Preliminary thinking is that it is not expected that R200(3)(g) would affect participants in the live-in caregiver program who have applied for permanent residence.  We are developing guidelines to identify exemptions to the R200(3)(g) requirement, and anticipate that applicants for permanent residence, or those who have applied for permanent residence and received approval in principle, will be excluded. That would mean that once a live-in caregiver has two years of work experience and applied for permanent residence/received approval in principle, the four-year maximum would not be applicable.
The live-in caregiver program is designed to allow its participants to apply for permanent residence well before they would reach the maximum four years of non-permanent status.   As you know, the Government of Canada has recently made it easier for live-in caregivers to become permanent residents by allowing up to four years to accumulate two years or 3900 hours of work experience.    The regulatory change to the Temporary Foreign Worker Program R200(3)(g) is not intended to diminish the changes made to the Live-in Caregiver Program in April 2010.

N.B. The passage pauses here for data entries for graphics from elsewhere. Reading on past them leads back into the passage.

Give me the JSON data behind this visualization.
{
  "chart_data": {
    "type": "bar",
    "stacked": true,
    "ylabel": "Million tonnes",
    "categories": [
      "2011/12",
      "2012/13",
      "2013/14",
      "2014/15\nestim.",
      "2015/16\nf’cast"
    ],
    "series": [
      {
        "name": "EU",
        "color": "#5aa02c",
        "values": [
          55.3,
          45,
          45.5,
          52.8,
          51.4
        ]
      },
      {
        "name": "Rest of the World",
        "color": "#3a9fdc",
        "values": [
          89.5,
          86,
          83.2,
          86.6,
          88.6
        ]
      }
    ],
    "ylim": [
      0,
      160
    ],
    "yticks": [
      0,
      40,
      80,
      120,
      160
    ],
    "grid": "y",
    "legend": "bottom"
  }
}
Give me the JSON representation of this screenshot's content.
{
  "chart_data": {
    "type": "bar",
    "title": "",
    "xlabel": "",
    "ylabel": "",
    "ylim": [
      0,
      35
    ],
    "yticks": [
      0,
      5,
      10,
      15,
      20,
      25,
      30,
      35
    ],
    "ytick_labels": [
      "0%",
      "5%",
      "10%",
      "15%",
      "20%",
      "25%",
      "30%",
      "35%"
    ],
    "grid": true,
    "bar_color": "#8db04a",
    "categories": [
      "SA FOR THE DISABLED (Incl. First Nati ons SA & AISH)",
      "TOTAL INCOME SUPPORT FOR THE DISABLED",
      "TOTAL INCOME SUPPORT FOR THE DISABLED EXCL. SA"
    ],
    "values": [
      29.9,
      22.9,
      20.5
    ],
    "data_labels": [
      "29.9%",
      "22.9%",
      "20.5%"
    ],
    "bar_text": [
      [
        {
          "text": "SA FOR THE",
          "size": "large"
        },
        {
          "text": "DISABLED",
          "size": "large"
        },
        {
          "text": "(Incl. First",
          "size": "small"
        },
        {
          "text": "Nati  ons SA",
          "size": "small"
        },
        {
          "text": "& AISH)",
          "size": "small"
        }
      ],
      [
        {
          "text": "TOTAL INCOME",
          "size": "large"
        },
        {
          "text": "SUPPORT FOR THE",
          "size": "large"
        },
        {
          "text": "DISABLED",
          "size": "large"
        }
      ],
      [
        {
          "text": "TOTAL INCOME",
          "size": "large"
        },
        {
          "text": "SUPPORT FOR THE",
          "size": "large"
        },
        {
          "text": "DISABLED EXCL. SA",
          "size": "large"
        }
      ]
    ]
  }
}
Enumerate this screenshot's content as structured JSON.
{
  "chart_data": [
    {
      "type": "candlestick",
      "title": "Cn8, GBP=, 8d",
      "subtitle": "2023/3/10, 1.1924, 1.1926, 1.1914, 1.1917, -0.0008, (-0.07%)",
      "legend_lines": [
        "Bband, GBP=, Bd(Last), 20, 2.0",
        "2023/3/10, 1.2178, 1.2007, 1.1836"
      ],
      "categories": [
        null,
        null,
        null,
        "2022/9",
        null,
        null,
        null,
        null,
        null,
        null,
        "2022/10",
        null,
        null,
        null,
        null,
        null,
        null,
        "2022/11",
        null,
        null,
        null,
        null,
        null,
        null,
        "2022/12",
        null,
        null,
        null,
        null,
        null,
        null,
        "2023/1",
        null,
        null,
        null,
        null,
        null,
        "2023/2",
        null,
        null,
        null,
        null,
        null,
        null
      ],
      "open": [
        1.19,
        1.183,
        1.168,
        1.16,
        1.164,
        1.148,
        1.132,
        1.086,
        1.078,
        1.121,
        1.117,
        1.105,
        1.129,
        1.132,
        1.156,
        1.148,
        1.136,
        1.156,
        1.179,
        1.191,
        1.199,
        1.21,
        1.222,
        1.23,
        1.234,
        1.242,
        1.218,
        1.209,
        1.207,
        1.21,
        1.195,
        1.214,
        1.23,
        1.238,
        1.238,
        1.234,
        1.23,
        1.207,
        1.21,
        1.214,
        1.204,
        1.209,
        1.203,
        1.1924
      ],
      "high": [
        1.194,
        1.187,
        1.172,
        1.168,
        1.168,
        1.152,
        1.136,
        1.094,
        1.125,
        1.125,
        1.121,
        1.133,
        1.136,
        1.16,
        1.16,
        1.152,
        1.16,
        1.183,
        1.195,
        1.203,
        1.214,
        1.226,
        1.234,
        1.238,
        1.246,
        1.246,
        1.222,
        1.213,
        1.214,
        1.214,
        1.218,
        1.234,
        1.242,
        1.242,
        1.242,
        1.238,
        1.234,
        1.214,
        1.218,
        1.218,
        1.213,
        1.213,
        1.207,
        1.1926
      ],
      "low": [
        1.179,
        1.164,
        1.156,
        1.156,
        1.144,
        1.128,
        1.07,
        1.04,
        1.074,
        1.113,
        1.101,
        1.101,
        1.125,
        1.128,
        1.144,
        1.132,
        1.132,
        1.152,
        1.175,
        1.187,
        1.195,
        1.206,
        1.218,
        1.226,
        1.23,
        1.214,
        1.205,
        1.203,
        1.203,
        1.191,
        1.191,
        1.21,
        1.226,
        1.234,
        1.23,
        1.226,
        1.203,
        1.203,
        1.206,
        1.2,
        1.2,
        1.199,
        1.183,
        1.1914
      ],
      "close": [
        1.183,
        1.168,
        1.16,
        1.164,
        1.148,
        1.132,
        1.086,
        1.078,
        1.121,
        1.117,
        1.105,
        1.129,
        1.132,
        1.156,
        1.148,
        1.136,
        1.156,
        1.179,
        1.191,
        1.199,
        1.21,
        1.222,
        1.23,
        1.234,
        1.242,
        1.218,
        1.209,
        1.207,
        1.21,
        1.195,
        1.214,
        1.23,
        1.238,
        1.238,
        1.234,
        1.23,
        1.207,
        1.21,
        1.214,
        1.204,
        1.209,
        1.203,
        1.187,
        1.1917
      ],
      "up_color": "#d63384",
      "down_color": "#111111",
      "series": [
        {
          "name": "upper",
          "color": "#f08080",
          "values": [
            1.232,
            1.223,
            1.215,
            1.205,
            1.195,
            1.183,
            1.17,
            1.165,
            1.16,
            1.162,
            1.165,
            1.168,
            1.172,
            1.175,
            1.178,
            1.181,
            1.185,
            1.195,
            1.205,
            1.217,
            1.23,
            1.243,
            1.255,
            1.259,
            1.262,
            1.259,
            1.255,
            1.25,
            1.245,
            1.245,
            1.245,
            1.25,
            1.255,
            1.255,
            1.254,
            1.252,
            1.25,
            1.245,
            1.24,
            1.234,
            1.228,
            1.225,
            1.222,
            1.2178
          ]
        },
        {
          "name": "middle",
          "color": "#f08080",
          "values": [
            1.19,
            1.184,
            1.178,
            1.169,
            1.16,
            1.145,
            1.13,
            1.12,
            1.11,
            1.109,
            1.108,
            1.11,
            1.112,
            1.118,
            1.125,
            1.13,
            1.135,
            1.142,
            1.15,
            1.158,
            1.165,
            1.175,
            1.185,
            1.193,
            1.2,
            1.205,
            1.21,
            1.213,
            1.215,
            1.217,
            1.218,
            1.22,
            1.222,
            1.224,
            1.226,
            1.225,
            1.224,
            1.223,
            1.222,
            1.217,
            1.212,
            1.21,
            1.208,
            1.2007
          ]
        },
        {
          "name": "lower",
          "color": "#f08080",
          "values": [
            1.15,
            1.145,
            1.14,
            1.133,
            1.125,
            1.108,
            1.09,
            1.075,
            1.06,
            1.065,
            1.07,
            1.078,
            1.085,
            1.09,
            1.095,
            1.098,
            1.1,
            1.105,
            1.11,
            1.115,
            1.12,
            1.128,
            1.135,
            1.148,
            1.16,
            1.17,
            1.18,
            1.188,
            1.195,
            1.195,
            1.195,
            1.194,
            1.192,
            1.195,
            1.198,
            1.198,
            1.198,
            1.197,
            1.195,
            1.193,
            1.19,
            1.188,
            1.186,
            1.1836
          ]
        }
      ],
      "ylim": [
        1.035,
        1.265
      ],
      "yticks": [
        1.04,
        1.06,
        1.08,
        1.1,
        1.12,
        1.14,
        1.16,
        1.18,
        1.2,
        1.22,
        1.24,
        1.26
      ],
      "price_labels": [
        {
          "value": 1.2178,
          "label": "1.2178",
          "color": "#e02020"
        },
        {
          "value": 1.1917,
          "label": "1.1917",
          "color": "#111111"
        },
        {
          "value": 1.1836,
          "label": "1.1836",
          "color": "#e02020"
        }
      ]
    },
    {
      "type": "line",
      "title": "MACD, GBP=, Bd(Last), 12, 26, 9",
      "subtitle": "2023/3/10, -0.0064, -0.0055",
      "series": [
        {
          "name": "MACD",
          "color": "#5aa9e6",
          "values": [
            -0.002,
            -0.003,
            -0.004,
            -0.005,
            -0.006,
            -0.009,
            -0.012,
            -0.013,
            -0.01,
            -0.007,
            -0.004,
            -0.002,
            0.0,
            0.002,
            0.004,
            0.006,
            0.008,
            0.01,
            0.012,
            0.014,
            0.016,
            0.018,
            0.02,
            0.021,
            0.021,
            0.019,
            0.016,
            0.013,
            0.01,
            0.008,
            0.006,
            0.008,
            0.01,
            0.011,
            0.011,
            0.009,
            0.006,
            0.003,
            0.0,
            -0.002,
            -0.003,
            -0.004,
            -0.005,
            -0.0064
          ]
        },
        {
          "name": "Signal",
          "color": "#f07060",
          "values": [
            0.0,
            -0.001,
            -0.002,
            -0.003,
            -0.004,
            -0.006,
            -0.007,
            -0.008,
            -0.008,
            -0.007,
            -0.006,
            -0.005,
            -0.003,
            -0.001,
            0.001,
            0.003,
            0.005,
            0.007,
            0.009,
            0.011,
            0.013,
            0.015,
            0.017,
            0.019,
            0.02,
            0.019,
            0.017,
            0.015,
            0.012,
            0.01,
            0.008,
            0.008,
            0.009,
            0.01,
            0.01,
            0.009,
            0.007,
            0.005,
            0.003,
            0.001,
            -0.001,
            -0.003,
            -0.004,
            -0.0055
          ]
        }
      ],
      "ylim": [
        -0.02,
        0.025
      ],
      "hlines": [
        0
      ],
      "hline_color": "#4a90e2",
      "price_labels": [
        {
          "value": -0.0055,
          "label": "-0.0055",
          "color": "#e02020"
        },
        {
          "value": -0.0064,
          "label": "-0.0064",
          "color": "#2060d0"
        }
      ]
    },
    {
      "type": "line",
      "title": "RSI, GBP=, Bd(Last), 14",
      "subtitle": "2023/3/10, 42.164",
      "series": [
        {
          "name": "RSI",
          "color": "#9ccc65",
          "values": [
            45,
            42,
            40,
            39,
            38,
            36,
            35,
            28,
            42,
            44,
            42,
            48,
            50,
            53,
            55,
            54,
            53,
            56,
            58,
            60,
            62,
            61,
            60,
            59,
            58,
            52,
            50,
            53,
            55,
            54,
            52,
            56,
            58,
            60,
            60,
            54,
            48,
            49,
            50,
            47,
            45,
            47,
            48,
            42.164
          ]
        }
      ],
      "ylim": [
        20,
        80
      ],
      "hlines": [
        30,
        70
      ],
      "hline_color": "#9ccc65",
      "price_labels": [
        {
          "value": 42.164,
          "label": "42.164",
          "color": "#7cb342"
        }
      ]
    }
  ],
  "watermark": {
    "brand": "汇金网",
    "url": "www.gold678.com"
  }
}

The above statements were confirmed in the following further clarification from CIC policy officials:
There are two exemptions to the four-year cumulative duration provision, as identified in S200(3)(g) of the amended regulations: for work that would create or maintain significant social, cultural or economic benefits or opportunities for Canadian citizens or permanent residents, or for work pursuant to an international agreement between Canada and one or more countries.  More specific information will be provided in the form of operational guidelines. These are being developed and will be available prior to the regulations coming into force April 1, 2011.
With regard to those temporary foreign workers who have applied for permanent residence, the intent of the regulatory amendments is not to require applicants for permanent residency to leave the country. It is likely that a temporary foreign worker, whether employed as a live-in caregiver or in another capacity, who has applied for permanent residency will qualify for an exemption pursuant to section 200(3)(g) of the regulations, until such time as a decision on the application for permanent residency has been made. Full details will be available in the operational guidelines referred to above.
These responses should serve to at least assuage fears that LCP participants will be negatively affected by the recent regulatory changes affecting temporary foreign workers in general.  Aside from the need for continuing vigilance to ensure that the operational guidelines will truly benefit LCP participants, we also need to keep in mind that these changes are only as good as their proper and fair implementation. 

Therefore, the campaign towards the full realization of substantive reforms on behalf of long disadvantaged caregivers needs to continue.  For now, we should preserve the gains achieved so far not only by continued vigilance but also by arming ourselves with the proper information instead of relying on rumors and speculation.